Page:Revue des Deux Mondes - 1852 - tome 14.djvu/99

La bibliothèque libre.
Le texte de cette page a été corrigé et est conforme au fac-similé.

Nous ne savons, — disait dernièrement un commodore anglais, — qui a eu le premier la grande idée de l’escadre avancée ; mais, quel qu’il soit, il a bien mérité du pays : la couronne de lauriers votée par les Athéniens à Périclès n’était pas mieux gagnée. L’escadre avancée réunit le double avantage d’une grande efficacité et de beaucoup d’économie ; elle assure de tout temps le commandement de la Manche. » Le personnel militaire et marin qui se groupe autour de l’escadre avancée est d’ailleurs considérable : il comprend 2,500 soldats de marine, 2,000 matelots provenant des gardes-côtes, et 500 canonniers-marins embarqués sur le vaisseau-école d’artillerie Excellent. — Des renseignemens plus récens nous apprennent qu’on va augmenter de 10,000 hommes le chiffre des régimens de ligne anglais, et de 2,400 l’effectif de l’artillerie ; le corps des soldats de marine va être aussi augmenté dans une proportion notable, et l’amirauté vient de donner des ordres pour développer dans la même mesure les forces navales. En outre, à la suite de fréquentes communications échangées entre le duc de Wellington, commandant en chef de l’armée britannique, et le général Burgoyne, inspecteur-général des fortifications, il aurait été décidé qu’on établirait trois camps retranchés dans les environs de Londres, pour mettre cette capitale à l’abri d’un coup de main. — L’épouvantail de l’Angleterre est toujours, on le voit, l’arrivée d’une armée française sur son territoire, et elle a hérissé ses côtes de forts, de vaisseaux et de ports fortifiés ; elle a fait plus : Cherbourg, disait-on, était un œil pour voir et un bras pour frapper ; elle a voulu avoir à son tour et cet œil et ce bras en vue de Cherbourg même. Elle a choisi Jersey : elle y a créé un magnifique bassin en pleine côte, capable de défier les coups de vent de la Manche et de contenir 20 frégates à vapeur ; elle y a bâti une tour de cent mètres d’élévation, permettant de suivre, à trente-six milles de distance, tous les mouvemens de la rade de Cherbourg.

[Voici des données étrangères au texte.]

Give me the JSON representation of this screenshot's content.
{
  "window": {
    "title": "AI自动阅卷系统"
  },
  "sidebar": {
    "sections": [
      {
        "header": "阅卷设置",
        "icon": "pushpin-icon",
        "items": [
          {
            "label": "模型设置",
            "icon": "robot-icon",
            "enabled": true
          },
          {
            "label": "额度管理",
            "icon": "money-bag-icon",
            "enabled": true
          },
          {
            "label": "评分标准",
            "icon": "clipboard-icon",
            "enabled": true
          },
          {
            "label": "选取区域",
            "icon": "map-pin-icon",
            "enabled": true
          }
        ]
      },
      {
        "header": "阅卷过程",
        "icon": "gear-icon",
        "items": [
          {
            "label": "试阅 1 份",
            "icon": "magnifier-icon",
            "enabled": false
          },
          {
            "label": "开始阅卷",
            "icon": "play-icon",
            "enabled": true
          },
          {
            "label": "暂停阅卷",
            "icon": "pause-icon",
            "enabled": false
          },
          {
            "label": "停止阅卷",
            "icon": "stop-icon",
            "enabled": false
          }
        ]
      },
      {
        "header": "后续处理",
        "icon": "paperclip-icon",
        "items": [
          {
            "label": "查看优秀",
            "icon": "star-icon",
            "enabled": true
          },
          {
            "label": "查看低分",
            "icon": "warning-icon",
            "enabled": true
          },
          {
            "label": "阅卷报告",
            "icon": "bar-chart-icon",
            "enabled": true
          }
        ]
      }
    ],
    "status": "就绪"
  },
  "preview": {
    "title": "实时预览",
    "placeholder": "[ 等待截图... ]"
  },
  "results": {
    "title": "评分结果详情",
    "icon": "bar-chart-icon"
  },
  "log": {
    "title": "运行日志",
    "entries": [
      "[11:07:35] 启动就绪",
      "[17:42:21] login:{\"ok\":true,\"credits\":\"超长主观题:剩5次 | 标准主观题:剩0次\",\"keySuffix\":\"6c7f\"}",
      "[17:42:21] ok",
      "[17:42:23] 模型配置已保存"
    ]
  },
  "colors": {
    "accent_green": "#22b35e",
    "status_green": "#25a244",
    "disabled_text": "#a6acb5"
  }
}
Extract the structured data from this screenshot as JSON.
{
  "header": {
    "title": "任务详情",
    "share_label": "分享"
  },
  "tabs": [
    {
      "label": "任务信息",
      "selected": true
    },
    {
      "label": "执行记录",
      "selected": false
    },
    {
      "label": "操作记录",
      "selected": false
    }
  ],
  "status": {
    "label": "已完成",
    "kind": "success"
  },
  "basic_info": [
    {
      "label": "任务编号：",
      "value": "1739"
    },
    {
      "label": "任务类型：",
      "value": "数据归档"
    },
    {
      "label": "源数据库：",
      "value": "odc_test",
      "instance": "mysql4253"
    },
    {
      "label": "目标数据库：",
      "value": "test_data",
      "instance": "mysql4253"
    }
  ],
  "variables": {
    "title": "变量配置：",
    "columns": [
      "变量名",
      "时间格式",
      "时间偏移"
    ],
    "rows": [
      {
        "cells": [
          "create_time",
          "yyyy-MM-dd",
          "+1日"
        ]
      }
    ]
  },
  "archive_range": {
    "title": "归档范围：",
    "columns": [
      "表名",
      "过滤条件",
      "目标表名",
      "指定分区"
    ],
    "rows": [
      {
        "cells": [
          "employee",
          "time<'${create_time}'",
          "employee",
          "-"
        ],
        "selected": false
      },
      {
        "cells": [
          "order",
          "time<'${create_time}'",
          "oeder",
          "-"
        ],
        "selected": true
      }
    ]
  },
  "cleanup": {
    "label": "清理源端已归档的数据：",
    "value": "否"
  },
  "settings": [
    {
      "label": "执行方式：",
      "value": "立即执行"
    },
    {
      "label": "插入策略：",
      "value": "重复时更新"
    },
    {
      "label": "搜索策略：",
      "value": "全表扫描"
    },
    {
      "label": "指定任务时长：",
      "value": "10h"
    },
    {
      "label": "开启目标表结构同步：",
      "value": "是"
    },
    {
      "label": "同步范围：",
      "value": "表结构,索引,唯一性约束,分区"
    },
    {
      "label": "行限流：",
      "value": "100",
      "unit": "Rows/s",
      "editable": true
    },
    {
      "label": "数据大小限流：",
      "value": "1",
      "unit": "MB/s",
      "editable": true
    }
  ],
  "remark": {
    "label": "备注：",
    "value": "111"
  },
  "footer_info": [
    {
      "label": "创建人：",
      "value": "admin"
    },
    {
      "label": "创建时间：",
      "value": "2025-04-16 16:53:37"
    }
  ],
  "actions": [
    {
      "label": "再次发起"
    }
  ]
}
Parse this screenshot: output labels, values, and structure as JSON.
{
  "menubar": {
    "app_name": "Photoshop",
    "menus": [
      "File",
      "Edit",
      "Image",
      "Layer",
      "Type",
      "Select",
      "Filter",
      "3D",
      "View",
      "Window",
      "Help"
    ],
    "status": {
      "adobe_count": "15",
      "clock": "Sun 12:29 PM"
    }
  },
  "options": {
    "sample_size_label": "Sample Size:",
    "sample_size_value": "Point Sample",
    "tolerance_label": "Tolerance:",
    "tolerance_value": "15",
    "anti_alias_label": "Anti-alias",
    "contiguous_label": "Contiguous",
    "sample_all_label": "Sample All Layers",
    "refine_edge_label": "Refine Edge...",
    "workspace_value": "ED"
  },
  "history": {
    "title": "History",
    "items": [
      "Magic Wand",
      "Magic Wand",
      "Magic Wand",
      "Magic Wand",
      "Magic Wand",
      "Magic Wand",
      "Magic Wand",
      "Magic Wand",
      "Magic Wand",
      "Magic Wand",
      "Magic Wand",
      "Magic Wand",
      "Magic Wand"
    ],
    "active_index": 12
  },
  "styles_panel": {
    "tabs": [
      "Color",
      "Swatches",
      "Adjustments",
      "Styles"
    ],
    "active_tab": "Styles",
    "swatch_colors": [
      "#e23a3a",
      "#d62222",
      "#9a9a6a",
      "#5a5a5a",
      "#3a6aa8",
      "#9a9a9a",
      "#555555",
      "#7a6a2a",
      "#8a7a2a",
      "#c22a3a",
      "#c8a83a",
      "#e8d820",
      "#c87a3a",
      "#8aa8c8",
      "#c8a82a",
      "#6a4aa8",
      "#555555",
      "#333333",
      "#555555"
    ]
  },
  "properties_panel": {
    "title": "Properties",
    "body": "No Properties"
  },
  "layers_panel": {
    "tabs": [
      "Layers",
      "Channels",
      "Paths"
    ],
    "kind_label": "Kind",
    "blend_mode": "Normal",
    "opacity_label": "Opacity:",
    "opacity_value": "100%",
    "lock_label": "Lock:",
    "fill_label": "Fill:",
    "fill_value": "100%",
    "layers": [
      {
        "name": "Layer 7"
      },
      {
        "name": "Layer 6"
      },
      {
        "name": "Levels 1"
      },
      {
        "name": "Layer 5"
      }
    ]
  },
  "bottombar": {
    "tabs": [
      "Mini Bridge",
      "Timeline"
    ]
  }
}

Que conclure des exemples que nous donne en ce moment l’Angleterre ? Il nous semble qu’ils résument assez bien la pensée qui doit diriger, même en pleine paix, un grand pays soigneux de sa puissance maritime. L’Angleterre n’épargne rien, quand il s’agit de fortifier son armée ou sa flotte. Ce que la crainte d’une guerre d’invasion a été pour elle, la préoccupation d’une guerre de course ou d’escadre doit l’être pour nous. Il est beau sans doute d’avoir foi en soi-même ; mais la France, en plus d’une occasion, a poussé ce sentiment trop loin, et il importe qu’elle sache aujourd’hui le concilier avec le développement de plus en plus régulier des vrais élémens de sa puissance maritime et militaire.


Comte BOUËT-WILLAUMEZ,

Capitaine de vaisseau, ex-commandant de l’escadre des côtes occidentales d’Afrique.